When Visalia's postseason eventually comes to an end, Varsho will try to carry that confidence in all his tools with him to the Arizona Fall League, where he'll not only make up for some of those lost innings but will take a crash course in what it's like to face top pitching prospects regularly -- not to mention being their batterymate. The D-backs have already placed four pitchers on the Salt River roster -- Jon Duplantier, Kevin Ginkel, Tyler Mark and Bo Takahashi --so there will be some familiarity there.
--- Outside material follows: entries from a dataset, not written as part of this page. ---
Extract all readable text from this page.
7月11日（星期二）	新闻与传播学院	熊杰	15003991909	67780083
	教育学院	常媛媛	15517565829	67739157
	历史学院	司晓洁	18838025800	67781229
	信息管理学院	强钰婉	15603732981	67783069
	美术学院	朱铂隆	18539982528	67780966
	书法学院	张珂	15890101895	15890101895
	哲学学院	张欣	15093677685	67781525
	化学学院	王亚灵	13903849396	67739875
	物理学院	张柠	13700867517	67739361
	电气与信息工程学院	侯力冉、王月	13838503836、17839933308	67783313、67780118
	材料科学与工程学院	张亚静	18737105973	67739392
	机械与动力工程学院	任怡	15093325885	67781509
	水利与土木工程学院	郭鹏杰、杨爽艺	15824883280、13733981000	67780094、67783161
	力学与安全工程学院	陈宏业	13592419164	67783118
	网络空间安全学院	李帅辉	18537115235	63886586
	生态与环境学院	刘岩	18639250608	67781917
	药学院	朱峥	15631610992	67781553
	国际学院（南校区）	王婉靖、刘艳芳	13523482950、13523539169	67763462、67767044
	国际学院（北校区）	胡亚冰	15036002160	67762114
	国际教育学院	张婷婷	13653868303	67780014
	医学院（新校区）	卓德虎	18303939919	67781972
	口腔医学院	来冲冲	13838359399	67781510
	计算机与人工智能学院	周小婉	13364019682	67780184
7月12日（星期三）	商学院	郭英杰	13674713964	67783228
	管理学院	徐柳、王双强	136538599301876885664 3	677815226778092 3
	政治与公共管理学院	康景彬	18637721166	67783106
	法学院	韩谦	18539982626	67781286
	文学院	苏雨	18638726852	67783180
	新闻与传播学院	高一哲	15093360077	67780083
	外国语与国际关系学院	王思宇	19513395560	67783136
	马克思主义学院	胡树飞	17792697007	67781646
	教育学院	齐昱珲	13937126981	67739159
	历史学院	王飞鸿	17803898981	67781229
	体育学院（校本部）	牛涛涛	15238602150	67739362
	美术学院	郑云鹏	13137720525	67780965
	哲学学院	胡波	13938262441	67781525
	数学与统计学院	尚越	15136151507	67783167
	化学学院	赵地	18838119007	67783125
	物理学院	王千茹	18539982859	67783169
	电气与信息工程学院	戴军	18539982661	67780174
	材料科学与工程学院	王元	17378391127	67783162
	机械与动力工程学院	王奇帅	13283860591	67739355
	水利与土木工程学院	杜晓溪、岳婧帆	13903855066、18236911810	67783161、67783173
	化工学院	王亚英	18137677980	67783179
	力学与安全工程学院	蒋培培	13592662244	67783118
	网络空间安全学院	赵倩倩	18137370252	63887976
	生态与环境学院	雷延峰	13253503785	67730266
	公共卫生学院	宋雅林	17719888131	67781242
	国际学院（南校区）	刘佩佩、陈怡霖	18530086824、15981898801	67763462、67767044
He's also looking forward to working with Twins right-hander Griffin Jax, a teammate from the Eau Claire Express in the Northwoods League from the summer of 2015.
Otherwise, the Fall League is going to be a learning experience and a measuring stick for one of the game's most interesting catching prospects, who has his own definition of that role and his own plan on how to fulfill his own high expectations.
"I would say [a good catching prospect] has to have full trust with every pitcher," Varsho said. "If he doesn't, things will go a lot differently. Things can spiral out of control, if they don't trust you back there, so trust is a big one. Next is receiving. With Statcast and everything else now, we can see where the hot and cold zones are for batters, so we need to use that the right way. You look at someone like Tyler Flowers, and he makes things a lot easier because of what he can do for pitchers as a receiver. But it's different from Yasmani Grandal. Both are top-line catchers that do it in different ways, so you have to choose what aspects of their game can work for you and learn to how catch yourself as an individual. Hitting, running, that's all lower on the board for me because teams are looking for you to catch first. They want you to be the best catcher you can be, and that's where my focus is."